Publish On: Saturday, June 6, 2026
How Sellers Can Price a Home in Flower Mound, Texas for June 2026
Flower Mound, TXYes, I would price tightly. With 3.01 months of inventory last month, I would not build a launch plan around room to chase the market. The homes that are priced cleanly still get attention, and the first number you choose sets the tone for everything that follows. I am not looking for a price that only sounds ambitious. I am looking for a price that gives you a real shot at the first wave of buyers, because that is where momentum starts and where overpricing does the most damage. If you want the listing to feel confident without feeling forced, the number has to make sense on day one.
Last month, homes closed at 98.7% of list price, the median time on the market was 10 days, and inventory sat at 3.01 months. That combination tells me buyers are still willing to move close to asking when a home is positioned well, but they are also quick to pass on pricing that feels optimistic instead of grounded. A seller who wants attention has to respect that balance.
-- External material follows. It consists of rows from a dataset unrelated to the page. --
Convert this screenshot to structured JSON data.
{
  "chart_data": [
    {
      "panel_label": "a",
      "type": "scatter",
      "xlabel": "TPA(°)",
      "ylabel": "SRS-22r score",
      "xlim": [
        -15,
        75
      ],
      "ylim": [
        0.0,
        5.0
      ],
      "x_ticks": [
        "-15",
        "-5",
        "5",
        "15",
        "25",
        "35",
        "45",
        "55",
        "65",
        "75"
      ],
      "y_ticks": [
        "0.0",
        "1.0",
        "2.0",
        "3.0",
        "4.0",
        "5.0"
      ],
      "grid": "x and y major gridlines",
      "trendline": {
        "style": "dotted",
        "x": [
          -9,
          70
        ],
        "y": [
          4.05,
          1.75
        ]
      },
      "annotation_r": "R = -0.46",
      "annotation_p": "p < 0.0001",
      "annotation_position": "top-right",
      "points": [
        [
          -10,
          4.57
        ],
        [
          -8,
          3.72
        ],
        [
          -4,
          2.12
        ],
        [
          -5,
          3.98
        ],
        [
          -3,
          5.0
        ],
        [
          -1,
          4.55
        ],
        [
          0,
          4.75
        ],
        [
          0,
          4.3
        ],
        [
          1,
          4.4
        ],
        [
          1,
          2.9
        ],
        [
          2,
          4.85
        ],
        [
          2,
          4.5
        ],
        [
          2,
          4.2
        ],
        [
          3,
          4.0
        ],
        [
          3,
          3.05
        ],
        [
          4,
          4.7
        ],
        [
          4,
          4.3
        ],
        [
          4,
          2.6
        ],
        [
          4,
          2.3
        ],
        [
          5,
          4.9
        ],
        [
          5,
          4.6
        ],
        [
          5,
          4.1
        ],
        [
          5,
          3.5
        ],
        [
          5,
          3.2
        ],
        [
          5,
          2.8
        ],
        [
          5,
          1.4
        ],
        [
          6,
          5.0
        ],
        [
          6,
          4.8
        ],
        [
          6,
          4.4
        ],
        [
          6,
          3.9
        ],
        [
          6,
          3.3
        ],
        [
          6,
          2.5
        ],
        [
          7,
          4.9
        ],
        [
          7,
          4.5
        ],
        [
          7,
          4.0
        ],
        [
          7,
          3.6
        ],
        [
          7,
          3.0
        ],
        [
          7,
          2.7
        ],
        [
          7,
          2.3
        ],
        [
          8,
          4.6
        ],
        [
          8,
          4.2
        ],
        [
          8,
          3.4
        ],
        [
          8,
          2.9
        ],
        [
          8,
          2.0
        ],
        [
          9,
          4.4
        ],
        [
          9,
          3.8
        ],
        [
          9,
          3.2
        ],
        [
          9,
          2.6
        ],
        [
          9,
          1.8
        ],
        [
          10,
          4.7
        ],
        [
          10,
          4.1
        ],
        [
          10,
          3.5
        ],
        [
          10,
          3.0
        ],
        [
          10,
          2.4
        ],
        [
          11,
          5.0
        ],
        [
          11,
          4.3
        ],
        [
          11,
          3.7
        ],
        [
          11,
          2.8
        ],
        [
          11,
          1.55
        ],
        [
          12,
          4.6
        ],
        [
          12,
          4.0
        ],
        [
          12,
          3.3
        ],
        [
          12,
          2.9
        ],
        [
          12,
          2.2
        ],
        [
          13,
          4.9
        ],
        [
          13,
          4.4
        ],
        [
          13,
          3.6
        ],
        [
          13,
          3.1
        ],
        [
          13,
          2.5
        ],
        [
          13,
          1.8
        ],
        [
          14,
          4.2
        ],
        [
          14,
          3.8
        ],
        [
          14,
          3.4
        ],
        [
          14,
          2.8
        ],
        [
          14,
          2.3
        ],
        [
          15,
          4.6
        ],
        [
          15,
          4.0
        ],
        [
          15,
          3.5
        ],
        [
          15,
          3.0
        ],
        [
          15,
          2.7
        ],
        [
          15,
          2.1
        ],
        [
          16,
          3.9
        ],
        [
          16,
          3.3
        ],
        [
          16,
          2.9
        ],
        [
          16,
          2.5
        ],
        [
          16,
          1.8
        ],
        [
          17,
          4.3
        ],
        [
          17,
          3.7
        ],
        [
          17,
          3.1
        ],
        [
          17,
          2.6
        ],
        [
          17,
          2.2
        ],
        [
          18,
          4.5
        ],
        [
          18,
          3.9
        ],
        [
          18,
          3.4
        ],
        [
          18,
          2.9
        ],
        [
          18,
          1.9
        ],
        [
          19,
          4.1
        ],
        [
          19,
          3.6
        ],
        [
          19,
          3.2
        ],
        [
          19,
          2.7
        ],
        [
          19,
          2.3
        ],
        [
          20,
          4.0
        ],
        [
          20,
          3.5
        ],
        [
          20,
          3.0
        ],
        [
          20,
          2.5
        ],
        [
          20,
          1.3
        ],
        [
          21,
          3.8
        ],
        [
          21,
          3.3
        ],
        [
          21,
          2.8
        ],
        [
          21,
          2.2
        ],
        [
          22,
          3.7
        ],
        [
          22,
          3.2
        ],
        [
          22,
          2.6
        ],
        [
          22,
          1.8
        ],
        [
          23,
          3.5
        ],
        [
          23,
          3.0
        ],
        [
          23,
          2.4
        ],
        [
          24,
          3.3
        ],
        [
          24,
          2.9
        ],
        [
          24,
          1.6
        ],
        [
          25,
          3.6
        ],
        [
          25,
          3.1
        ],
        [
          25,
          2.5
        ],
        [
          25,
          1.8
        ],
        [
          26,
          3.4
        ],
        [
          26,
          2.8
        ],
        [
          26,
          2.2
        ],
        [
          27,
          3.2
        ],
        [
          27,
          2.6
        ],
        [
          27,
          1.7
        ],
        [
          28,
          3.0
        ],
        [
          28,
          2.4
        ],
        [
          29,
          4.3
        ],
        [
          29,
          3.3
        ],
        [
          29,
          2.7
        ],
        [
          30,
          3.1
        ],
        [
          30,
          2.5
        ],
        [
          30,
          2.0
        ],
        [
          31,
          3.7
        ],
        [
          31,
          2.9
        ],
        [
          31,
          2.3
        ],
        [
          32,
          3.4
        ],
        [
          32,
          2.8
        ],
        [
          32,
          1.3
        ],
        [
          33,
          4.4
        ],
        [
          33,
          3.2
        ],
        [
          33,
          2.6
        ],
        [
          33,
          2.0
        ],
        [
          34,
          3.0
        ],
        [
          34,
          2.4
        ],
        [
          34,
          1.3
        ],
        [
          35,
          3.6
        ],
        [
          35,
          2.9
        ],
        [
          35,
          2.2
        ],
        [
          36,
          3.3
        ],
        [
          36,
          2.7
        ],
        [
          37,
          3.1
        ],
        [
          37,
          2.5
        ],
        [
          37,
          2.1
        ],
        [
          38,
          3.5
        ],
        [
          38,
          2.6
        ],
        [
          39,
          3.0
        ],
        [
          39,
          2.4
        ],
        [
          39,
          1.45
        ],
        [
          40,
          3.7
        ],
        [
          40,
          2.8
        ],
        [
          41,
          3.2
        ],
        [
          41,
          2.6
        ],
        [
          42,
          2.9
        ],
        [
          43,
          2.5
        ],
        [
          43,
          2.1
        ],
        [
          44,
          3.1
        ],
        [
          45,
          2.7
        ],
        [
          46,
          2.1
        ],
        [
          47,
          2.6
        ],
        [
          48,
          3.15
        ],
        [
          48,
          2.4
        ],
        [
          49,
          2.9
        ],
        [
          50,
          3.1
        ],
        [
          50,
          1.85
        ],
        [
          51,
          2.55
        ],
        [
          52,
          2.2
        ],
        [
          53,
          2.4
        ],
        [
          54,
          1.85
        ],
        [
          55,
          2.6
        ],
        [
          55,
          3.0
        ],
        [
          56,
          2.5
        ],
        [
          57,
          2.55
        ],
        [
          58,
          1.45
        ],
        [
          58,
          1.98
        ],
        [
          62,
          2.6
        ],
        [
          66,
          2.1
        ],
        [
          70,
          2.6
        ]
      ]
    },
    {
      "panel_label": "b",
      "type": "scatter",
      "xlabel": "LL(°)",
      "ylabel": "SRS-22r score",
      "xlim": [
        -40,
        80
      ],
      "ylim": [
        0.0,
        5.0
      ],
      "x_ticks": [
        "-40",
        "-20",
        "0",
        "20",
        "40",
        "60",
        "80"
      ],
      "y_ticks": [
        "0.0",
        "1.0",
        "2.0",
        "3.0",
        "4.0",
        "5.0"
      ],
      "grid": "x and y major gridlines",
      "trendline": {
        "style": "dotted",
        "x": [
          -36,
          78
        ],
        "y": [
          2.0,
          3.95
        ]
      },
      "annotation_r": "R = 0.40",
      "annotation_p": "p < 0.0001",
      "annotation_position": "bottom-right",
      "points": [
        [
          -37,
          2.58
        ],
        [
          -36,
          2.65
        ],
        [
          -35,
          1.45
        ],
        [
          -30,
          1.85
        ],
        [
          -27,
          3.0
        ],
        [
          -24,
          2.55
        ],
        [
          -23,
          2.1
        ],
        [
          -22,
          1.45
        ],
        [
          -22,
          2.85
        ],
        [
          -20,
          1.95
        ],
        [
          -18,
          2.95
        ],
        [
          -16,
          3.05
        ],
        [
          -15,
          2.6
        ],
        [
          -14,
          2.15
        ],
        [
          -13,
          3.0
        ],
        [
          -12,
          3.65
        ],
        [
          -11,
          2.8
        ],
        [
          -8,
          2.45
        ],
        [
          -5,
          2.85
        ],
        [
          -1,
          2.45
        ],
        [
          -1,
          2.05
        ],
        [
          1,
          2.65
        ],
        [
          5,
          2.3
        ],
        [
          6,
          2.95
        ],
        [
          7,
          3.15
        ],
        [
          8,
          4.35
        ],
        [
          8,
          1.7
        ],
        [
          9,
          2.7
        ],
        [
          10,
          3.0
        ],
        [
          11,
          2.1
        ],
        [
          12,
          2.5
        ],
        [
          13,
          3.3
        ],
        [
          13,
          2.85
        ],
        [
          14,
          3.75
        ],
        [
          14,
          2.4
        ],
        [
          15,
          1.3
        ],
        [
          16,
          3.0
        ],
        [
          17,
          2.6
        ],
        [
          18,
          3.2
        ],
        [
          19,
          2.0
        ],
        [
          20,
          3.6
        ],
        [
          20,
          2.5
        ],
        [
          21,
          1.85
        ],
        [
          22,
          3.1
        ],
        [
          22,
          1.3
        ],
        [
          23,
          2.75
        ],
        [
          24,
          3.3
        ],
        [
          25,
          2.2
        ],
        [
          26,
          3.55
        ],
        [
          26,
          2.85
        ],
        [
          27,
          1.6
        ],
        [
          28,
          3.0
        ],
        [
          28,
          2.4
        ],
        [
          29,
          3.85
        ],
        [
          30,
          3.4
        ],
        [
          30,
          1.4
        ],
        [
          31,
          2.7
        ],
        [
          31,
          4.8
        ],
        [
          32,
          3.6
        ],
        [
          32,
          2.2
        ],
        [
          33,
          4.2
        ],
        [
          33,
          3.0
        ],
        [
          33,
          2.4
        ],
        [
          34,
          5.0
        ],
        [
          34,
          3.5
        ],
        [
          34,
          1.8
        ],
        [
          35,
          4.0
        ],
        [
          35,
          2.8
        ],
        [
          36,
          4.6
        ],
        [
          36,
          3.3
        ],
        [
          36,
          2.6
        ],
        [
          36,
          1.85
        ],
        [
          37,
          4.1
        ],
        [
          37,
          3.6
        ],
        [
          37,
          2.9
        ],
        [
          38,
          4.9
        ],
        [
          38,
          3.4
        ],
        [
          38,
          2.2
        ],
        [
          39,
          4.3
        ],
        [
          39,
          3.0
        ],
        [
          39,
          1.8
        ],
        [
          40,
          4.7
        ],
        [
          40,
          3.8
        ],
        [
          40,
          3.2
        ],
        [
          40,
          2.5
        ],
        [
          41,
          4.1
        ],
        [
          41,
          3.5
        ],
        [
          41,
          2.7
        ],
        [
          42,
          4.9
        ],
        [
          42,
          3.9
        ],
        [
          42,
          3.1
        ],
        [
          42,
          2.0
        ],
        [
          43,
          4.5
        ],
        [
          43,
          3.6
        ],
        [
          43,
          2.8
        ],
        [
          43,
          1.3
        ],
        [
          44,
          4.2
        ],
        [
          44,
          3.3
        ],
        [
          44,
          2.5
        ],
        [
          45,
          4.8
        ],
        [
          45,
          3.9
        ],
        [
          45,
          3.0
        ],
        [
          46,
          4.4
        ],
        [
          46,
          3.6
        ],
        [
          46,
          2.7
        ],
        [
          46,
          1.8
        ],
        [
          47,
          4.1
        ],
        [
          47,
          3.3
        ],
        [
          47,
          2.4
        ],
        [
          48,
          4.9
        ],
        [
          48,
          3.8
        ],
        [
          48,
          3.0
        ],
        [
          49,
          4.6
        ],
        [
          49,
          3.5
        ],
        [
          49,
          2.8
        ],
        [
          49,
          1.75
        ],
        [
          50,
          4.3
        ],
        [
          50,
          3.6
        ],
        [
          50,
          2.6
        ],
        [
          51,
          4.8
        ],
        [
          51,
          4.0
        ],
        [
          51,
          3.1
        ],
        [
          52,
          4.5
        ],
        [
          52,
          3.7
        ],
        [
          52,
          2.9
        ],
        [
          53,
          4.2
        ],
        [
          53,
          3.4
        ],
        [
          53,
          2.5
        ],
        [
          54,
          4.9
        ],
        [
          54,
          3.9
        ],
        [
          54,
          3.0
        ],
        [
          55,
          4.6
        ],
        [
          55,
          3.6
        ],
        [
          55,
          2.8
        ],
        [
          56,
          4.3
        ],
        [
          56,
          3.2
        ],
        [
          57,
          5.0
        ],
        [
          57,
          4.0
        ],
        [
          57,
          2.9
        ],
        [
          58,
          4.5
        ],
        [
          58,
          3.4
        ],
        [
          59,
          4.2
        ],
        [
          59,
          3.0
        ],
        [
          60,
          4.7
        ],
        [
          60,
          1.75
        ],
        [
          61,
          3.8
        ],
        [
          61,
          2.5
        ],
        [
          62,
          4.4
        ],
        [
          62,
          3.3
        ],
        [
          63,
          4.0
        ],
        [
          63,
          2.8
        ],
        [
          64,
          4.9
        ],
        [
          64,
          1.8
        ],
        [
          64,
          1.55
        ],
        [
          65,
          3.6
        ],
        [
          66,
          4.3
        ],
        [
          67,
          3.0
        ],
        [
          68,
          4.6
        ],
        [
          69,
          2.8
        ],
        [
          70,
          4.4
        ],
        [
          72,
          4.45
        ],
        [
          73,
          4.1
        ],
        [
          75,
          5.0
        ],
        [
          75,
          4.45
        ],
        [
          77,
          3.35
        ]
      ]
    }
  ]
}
The catch is that the window for overpricing is small. If you start too high, you can miss the short period when buyers are paying the most attention, and the listing can lose the urgency that helps it stand out before you ever get to a second conversation. That creates unnecessary pressure later, because every missed showing becomes a question about whether the price was realistic from the start.
Compare your home to the most recent solds, not just the homes that are still available. Decide ahead of time what you will do if early interest is lighter than expected, and keep the launch clean so you can react quickly if the price is not doing the job. If you want the strongest opening, set one clear number, watch the first two weeks closely, and be ready to adjust with purpose instead of emotion.